I personally cannot live in a place of constant grief. And living my life normally has gotten easier with the passage of time. Living a "normal" life however is not a life with out them. For myself IT CANNOT be. There is not a single day where I do not think of those babies. And I work actively to find a way to fit those little ones into my life in an every day way. I share them.. I say their names... I remember them. I have told my children who were born after them... about them... I have shared their names and birthdays with my living children. I cannot hide them away. Sharing them means facing grief waves at times... It means being filled with a soul deep sadness but it means riding those waves out, because I would rather be sad than forget them. I would rather face those waves... knowing that they may take my breath away... that they may cut my knees out from under me... but that it is worth it to remember MY CHILDREN.
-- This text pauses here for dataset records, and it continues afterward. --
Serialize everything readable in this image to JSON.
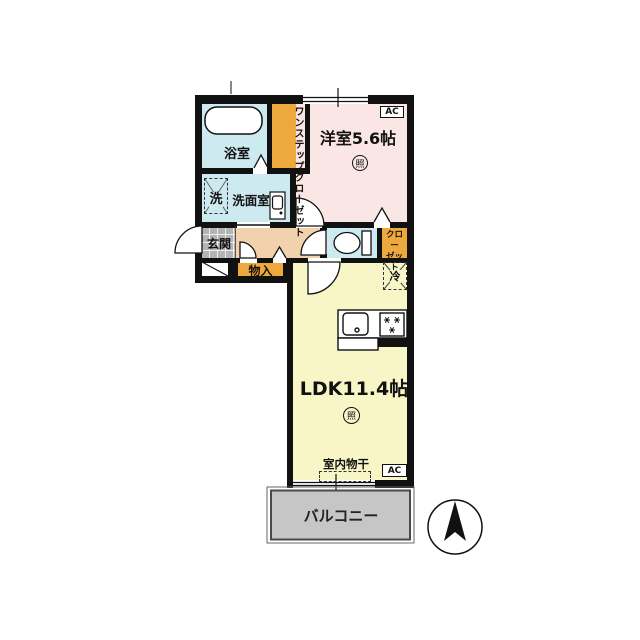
{
  "labels": {
    "bathroom": "浴室",
    "one_step_closet_col1": "ワンステップ",
    "one_step_closet_col2": "クローゼット",
    "washer": "洗",
    "washroom": "洗面室",
    "entrance": "玄関",
    "storage": "物入",
    "western_room": "洋室5.6帖",
    "light": "照",
    "ac": "AC",
    "closet_line1": "クロー",
    "closet_line2": "ゼット",
    "fridge": "冷",
    "ldk": "LDK11.4帖",
    "indoor_drying": "室内物干",
    "balcony": "バルコニー"
  },
  "icons": {
    "north_arrow": "compass-north-arrow",
    "toilet": "toilet-icon",
    "bathtub": "bathtub-icon",
    "kitchen_sink": "kitchen-sink-icon",
    "stove": "stove-burners-icon",
    "washbasin": "washbasin-icon"
  },
  "colors": {
    "wall": "#111111",
    "western_room_pink": "#fae6e4",
    "ldk_yellow": "#f8f6c6",
    "water_area_blue": "#cdeaf0",
    "hallway_beige": "#f2d2ac",
    "closet_orange": "#eea93e",
    "entrance_gray": "#b4b4b4",
    "balcony_gray": "#c6c6c6"
  }
}
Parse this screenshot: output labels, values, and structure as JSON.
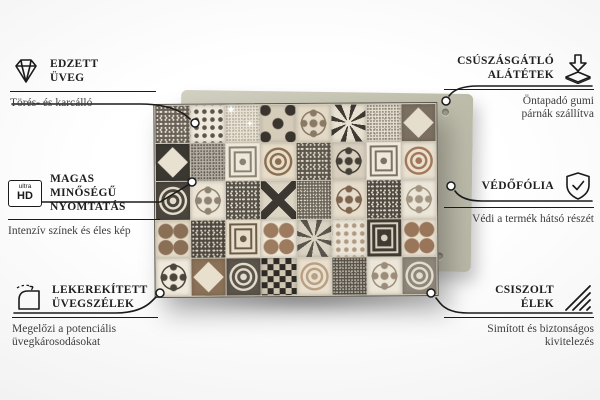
{
  "features": {
    "left": [
      {
        "icon": "diamond-icon",
        "title_lines": [
          "EDZETT",
          "ÜVEG"
        ],
        "subtitle_lines": [
          "Törés- és karcálló"
        ]
      },
      {
        "icon": "ultra-hd-icon",
        "icon_label_top": "ultra",
        "icon_label_bottom": "HD",
        "title_lines": [
          "MAGAS MINŐSÉGŰ",
          "NYOMTATÁS"
        ],
        "subtitle_lines": [
          "Intenzív színek és éles kép"
        ]
      },
      {
        "icon": "rounded-corner-icon",
        "title_lines": [
          "LEKEREKÍTETT",
          "ÜVEGSZÉLEK"
        ],
        "subtitle_lines": [
          "Megelőzi a potenciális",
          "üvegkárosodásokat"
        ]
      }
    ],
    "right": [
      {
        "icon": "anti-slip-pad-icon",
        "title_lines": [
          "CSÚSZÁSGÁTLÓ",
          "ALÁTÉTEK"
        ],
        "subtitle_lines": [
          "Öntapadó gumi",
          "párnák szállítva"
        ]
      },
      {
        "icon": "shield-check-icon",
        "title_lines": [
          "VÉDŐFÓLIA"
        ],
        "subtitle_lines": [
          "Védi a termék hátsó részét"
        ]
      },
      {
        "icon": "polished-edges-icon",
        "title_lines": [
          "CSISZOLT",
          "ÉLEK"
        ],
        "subtitle_lines": [
          "Simított és biztonságos",
          "kivitelezés"
        ]
      }
    ]
  },
  "product": {
    "description": "patchwork tile mosaic glass board",
    "sparkle_glyph": "✦",
    "back_panel_color": "#c6c4b2",
    "grout_color": "#cfc8b8",
    "tiles": [
      {
        "p": "speckle",
        "bg": "#6a6258",
        "fg": "#e8e1d2"
      },
      {
        "p": "dots",
        "bg": "#efe9dc",
        "fg": "#5a544b"
      },
      {
        "p": "lace",
        "bg": "#e9e3d6",
        "fg": "#a89c8a"
      },
      {
        "p": "quatrefoil",
        "bg": "#d6ccba",
        "fg": "#3a362f"
      },
      {
        "p": "flower",
        "bg": "#e3d9c6",
        "fg": "#8a7a64"
      },
      {
        "p": "burst",
        "bg": "#e8e0d0",
        "fg": "#3f3a33"
      },
      {
        "p": "lace",
        "bg": "#e5decf",
        "fg": "#6f675b"
      },
      {
        "p": "diamond",
        "bg": "#7a6f60",
        "fg": "#e6decd"
      },
      {
        "p": "diamond",
        "bg": "#3b3731",
        "fg": "#e8e0d0"
      },
      {
        "p": "lace",
        "bg": "#b5afa4",
        "fg": "#4e4942"
      },
      {
        "p": "frame",
        "bg": "#eee8da",
        "fg": "#8b8274"
      },
      {
        "p": "medallion",
        "bg": "#e7ddc9",
        "fg": "#8b6f52"
      },
      {
        "p": "speckle",
        "bg": "#5d574e",
        "fg": "#e2dac9"
      },
      {
        "p": "flower",
        "bg": "#d8cfbf",
        "fg": "#443f37"
      },
      {
        "p": "frame",
        "bg": "#efe9db",
        "fg": "#7c7366"
      },
      {
        "p": "medallion",
        "bg": "#e9e1d0",
        "fg": "#a3785a"
      },
      {
        "p": "medallion",
        "bg": "#4a453d",
        "fg": "#e5ddcc"
      },
      {
        "p": "flower",
        "bg": "#ece5d6",
        "fg": "#8f8371"
      },
      {
        "p": "speckle",
        "bg": "#57524a",
        "fg": "#ded6c5"
      },
      {
        "p": "cross",
        "bg": "#ddd5c4",
        "fg": "#3c3831"
      },
      {
        "p": "lace",
        "bg": "#6b645a",
        "fg": "#e0d8c7"
      },
      {
        "p": "flower",
        "bg": "#e6dccb",
        "fg": "#7d6550"
      },
      {
        "p": "speckle",
        "bg": "#504b44",
        "fg": "#ddd5c4"
      },
      {
        "p": "flower",
        "bg": "#ece6d8",
        "fg": "#a29582"
      },
      {
        "p": "circles4",
        "bg": "#e5dbc8",
        "fg": "#8a6f57"
      },
      {
        "p": "speckle",
        "bg": "#4e4942",
        "fg": "#d9d1c0"
      },
      {
        "p": "frame",
        "bg": "#e8ddc9",
        "fg": "#6b5b49"
      },
      {
        "p": "circles4",
        "bg": "#efe8d9",
        "fg": "#9c7b5e"
      },
      {
        "p": "burst",
        "bg": "#d9d2c3",
        "fg": "#5b554c"
      },
      {
        "p": "dots",
        "bg": "#ece6d8",
        "fg": "#b09a82"
      },
      {
        "p": "frame",
        "bg": "#3f3b34",
        "fg": "#d9d0bd"
      },
      {
        "p": "circles4",
        "bg": "#e9e0cf",
        "fg": "#99755a"
      },
      {
        "p": "flower",
        "bg": "#efe9db",
        "fg": "#4a453d"
      },
      {
        "p": "diamond",
        "bg": "#8a7157",
        "fg": "#e8dfcd"
      },
      {
        "p": "medallion",
        "bg": "#5a544b",
        "fg": "#e3dbca"
      },
      {
        "p": "check",
        "bg": "#2f2c27",
        "fg": "#cfc6b2"
      },
      {
        "p": "medallion",
        "bg": "#e9dfcc",
        "fg": "#b99f83"
      },
      {
        "p": "lace",
        "bg": "#57524a",
        "fg": "#ddd5c4"
      },
      {
        "p": "flower",
        "bg": "#ece6d8",
        "fg": "#9b8d79"
      },
      {
        "p": "medallion",
        "bg": "#8d867a",
        "fg": "#e5ddcc"
      }
    ]
  },
  "colors": {
    "connector_line": "#1b1b1b",
    "title_text": "#1f1f1f",
    "subtitle_text": "#3d3d3d",
    "board_shadow": "rgba(0,0,0,0.3)"
  }
}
A friend who I value greatly once told me that when she became facebook friends with me she was at first a little unsettled by how I share my little ones: By how I post about their short lives,  about their birthdays, about how I as their mommy feel.  She followed that up with the fact that as I shared more, she came to see our angels as a PART of our family... and it became less and less uncomfortable. This was without a doubt one of the most amazing things I have ever heard about our babies. Because it not only validated their LIVES... but my effort to make them a part of OUR lives.
It is coming... my Aidan's birthday. My birthday every year starts the ticker.... the clock that winds down to the anniversary of the first day... and the last day... that I held the only son I have. This year it will be his ninth birthday. Nine years... what would his nine year old self be doing? What would his birthday list look like? Because Ashlynn started hers in January... and it gets longer every week. What would he be like? A reader like myself... A tinkerer like his daddy? There are some answers I will never have. I will never know what it will be like to have a Christmas dinner with all of my children. I don't cry every day any more... but there are days that I always cry... and September 18 is one of them.... As I am faced with a lifetime of commemorating a birthday for a boy who isn't on this earth to celebrate it. I haven't gotten it right... yet.., but I have a lifetime to figure it out.